Using "best" without criteria. "What's the best budgeting app?" is unanswerable. "What's the best budgeting app for a UK freelancer who wants to track VAT and integrates with a free tier of accounting software?" is answerable.

Treating the AI as a search engine. Search engines reward keyword density; AI rewards full sentences with context. Write the way you'd talk.

Not asking it to show its working. When the answer matters (financial decisions, contract terms, code logic), add "explain your reasoning step by step" to the prompt. You'll catch mistakes you'd otherwise miss.

Three exercises to try this week

  1. Rewrite a real email

    Pick an email you sent last week that wasn't quite right. Paste it into ChatGPT and prompt: "Rewrite this to sound [warmer / firmer / shorter / clearer]. Keep my voice - I'm a [your role]. Don't add anything I didn't already say." Compare the rewrite to your original.
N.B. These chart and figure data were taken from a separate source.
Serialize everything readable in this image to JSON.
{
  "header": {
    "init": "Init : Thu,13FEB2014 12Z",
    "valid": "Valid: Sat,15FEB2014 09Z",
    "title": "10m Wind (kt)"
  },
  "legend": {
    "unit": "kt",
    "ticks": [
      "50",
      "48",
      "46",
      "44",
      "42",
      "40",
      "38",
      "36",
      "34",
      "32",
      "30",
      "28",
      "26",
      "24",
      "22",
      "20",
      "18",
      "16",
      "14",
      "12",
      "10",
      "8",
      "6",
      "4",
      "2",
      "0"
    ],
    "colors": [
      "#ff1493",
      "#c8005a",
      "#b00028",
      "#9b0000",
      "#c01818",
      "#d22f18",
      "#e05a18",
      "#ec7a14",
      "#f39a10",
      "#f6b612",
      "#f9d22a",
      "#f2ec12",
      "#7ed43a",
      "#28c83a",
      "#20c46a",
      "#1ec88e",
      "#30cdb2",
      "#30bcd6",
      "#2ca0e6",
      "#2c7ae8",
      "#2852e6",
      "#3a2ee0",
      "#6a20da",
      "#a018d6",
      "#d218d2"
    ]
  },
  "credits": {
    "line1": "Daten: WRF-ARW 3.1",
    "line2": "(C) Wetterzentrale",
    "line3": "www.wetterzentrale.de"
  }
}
  2. Plan a complicated week

    Give it your actual diary for the week, the deadlines you have, and one personal commitment. Ask it to suggest a realistic order of work that respects energy levels (morning vs afternoon, deep work vs admin). The constraint forces it past generic advice.
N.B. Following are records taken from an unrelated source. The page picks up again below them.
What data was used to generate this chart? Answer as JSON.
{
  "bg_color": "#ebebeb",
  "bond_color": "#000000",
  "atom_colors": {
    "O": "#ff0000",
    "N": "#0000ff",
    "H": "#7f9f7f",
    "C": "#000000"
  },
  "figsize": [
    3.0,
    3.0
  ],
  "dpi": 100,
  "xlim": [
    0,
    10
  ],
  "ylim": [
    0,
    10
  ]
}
  3. Get a second opinion on a decision

    Paste the actual context for a decision you're working through (the offer, the trade-offs, your constraints). Ask the AI to argue for the option you're NOT leaning towards, as the strongest case. The exercise often surfaces something you'd missed.
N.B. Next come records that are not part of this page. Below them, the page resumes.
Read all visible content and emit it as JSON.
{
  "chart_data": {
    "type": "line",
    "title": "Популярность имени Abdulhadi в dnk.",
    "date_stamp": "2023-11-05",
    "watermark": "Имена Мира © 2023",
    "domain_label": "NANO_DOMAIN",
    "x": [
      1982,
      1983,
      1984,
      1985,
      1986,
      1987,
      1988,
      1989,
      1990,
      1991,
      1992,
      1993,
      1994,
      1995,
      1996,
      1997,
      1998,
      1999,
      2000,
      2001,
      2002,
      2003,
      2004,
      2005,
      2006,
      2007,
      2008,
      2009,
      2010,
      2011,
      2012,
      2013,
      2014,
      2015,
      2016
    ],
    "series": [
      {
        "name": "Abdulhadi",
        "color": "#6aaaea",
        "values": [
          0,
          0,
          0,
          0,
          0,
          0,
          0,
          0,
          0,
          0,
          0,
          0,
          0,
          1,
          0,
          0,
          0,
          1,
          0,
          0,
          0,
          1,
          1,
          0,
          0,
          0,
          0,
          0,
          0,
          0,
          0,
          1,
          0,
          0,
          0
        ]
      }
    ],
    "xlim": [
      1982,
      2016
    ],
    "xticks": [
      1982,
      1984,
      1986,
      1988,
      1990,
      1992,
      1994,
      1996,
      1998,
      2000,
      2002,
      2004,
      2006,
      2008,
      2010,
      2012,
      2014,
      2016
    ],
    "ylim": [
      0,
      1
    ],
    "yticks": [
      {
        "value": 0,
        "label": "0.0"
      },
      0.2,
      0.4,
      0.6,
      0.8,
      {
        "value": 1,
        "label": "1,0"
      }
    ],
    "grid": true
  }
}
Frequently asked questions

Q01Do I need to learn "prompt engineering"?
No. Prompt engineering as a discipline is mostly about building reliable prompts for production systems where the same prompt runs thousands of times. For everyday use, the four ingredients above (context, task, constraints, format) cover ~95% of what matters. The rest is iteration.
Q02Should I use ChatGPT, Claude, or Gemini for prompting?
All three respond well to good prompts. They each have small differences in style (Claude tends to be more cautious, Gemini integrates with Google data, ChatGPT has the broadest plugin ecosystem) but the same prompt structure works across all three. If you've already got a free ChatGPT account, stick with that until you have a specific reason to switch.
Q03How long should a prompt be?
Long enough to include the four ingredients, no longer. A two-sentence prompt with a clear task, a clear audience, and a clear constraint will outperform a five-paragraph prompt that buries the actual request.
Q04Is it cheating to use AI like this?
Depends on the context. For drafting personal emails, planning your week, summarising a document you've read, or thinking through a decision - no, it's a tool, the same way a calculator is. For coursework or work output where authorship matters, check the rules. Many universities and employers are still working out where the line sits; assume disclosure is safer than not.
Q05What's the most common prompt mistake you see?
Skipping context. People type the task and leave out who they are. "Help me write a complaint letter" gives you a generic complaint letter; "I'm a small landlord in Sheffield with a tenant who's three months in arrears and won't respond to texts - help me draft a final-warning letter that's firm but not aggressive" gives you something usable.